If 'K' equals zero, then whatever the value of the difference, multiply it by 0 and it equals 0, and will not change the prediction. If 'K' is a positive value, it amplifies the prediction (PrMF) by adding to it, whilst if it is a negative value it dampens the prediction (PrMF) by subtracting from it. So in our case, 'K' will alter the influence of receiving neighbouring devices message frequency values, and so changes how much the handheld devices can inform each other.
Why would we use gain? Gain is used when the performance of a system can vary. In our case, the handheld devices could move around quickly, meaning that they would change their neighbours often and also change their position within the group. The devices might be trapped within a small space and always encounter other devices, or move within a big space and only encounter other devices occasionally. The gain allows for some calibration.
So what?It is quite easy to play with the simulation and find a calibration that seems reasonably good at finding the centroid. The devices move around randomly, trapped within the window. How the devices would actually move under human control is unknown, and probably depends a lot on what the devices do to influence the human. In simulation, the 'a' and 'z' keys can be used to increase or decrease the number of devices. The 's' and 'x' key can be used to change the range at which the devices can communicate. The 'd' and 'c' keys can be used to increase or decrease the gain 'k_influence'.
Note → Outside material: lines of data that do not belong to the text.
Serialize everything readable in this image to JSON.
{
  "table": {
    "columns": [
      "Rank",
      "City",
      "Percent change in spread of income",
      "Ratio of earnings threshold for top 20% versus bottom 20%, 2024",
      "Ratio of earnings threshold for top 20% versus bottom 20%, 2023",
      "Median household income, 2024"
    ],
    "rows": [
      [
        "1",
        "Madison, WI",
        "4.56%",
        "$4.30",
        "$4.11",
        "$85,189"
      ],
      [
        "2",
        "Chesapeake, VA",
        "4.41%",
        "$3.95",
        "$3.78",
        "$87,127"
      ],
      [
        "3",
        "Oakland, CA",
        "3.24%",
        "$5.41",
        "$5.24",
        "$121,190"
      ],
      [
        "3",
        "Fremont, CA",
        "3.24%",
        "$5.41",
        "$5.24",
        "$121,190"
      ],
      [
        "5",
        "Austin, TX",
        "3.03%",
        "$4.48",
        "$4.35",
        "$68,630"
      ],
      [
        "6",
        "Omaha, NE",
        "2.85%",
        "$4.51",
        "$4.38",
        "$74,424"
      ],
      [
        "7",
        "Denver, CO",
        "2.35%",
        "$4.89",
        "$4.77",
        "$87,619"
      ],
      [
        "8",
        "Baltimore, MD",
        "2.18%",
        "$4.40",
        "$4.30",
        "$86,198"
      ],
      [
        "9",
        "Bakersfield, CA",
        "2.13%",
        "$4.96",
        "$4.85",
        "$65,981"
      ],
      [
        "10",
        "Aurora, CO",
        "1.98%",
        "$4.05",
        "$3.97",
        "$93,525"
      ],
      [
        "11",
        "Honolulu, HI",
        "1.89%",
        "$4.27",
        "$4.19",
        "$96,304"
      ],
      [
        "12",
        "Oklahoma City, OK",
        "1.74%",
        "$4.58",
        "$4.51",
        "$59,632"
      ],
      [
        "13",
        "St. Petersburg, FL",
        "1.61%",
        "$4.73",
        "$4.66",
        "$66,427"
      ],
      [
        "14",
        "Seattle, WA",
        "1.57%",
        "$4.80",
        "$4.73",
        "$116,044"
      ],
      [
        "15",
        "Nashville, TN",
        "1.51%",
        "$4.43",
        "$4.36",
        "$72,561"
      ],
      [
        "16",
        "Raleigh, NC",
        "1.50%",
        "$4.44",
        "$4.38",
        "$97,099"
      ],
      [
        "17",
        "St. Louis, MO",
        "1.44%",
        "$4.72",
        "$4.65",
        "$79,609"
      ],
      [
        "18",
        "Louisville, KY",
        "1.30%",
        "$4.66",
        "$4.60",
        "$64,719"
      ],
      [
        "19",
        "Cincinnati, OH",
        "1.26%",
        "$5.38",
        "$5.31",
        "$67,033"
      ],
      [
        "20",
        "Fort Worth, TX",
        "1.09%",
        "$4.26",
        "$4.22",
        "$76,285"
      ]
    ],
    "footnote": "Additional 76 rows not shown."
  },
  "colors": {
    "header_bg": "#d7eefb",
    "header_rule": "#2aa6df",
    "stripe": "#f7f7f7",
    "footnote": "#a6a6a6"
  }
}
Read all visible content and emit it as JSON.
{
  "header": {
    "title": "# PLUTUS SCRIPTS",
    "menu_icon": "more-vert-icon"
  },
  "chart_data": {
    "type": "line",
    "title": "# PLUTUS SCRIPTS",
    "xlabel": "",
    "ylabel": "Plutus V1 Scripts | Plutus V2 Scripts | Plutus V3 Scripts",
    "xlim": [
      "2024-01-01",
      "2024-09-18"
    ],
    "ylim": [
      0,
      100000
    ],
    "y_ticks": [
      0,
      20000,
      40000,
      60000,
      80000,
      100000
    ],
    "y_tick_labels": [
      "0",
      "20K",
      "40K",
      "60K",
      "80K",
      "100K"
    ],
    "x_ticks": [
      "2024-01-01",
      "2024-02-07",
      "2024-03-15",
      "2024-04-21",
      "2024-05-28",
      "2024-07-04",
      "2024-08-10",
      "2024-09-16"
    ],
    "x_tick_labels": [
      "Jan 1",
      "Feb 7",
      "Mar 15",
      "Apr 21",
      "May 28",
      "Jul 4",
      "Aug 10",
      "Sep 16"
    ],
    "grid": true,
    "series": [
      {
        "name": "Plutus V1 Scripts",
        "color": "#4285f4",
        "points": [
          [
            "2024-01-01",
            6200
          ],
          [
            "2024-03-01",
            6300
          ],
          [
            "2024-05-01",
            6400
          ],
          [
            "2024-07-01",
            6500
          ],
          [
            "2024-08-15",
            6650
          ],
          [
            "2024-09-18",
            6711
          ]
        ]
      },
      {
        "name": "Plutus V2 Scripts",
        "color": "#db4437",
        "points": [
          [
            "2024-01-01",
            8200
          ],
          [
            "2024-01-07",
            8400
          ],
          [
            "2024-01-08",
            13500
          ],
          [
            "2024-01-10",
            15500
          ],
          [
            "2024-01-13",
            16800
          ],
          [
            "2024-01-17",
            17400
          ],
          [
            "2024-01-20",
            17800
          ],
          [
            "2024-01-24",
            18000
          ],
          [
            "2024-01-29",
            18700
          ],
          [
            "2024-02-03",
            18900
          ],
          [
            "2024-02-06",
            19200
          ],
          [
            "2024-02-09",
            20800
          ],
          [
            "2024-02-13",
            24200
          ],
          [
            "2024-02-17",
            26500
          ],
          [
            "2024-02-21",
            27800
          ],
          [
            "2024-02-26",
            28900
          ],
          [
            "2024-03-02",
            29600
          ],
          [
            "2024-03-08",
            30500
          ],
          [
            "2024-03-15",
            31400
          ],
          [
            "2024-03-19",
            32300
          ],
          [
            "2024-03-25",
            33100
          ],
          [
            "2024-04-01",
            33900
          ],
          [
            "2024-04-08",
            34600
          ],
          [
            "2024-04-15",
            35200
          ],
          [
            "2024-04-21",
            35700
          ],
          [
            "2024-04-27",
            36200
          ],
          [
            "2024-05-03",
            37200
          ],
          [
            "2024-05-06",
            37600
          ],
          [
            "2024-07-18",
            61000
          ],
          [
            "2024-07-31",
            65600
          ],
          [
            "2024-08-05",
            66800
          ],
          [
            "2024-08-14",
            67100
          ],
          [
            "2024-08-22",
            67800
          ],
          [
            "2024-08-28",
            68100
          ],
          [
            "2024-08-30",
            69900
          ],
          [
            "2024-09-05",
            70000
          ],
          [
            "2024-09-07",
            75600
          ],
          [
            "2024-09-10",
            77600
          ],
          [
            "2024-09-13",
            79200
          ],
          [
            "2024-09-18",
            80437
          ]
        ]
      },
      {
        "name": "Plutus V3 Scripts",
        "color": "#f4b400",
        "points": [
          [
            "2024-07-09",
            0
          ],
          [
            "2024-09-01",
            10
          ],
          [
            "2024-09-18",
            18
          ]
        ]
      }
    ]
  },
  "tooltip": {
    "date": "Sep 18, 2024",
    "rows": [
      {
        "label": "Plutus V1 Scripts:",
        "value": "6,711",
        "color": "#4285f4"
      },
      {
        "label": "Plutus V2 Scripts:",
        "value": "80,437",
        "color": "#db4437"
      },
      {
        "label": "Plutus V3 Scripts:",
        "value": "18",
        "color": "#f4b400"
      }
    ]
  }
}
At any point, a device an be clicked to highlight it in white and a graph will appear to show the history of Centroid Probability for that device.
To make things more interesting, the 'e' key can be used to enable or disable an extra behaviour, which links the speed of movement of the devices to their predicted centroid value, such that they slow down if they believe they are more centroid. The 'r' key can be used to reset the simulation. Using the movement speed helps to discover the effect of changing the gain 'k'.
With the movement speed enabled, a positive 'k' value seems to act like glue, so that the devices will clump up into groups and remain so.
With the movement speed enabled and a negative 'k' value, the devices reduce movement in sweeping and periodic oscillations, clumping up and breaking free:
There are lots of variables to play with, such as the window size (amount of space), the number of devices (the density, related to the amount of space), as well the communication range, movement characteristics and algorithm gain.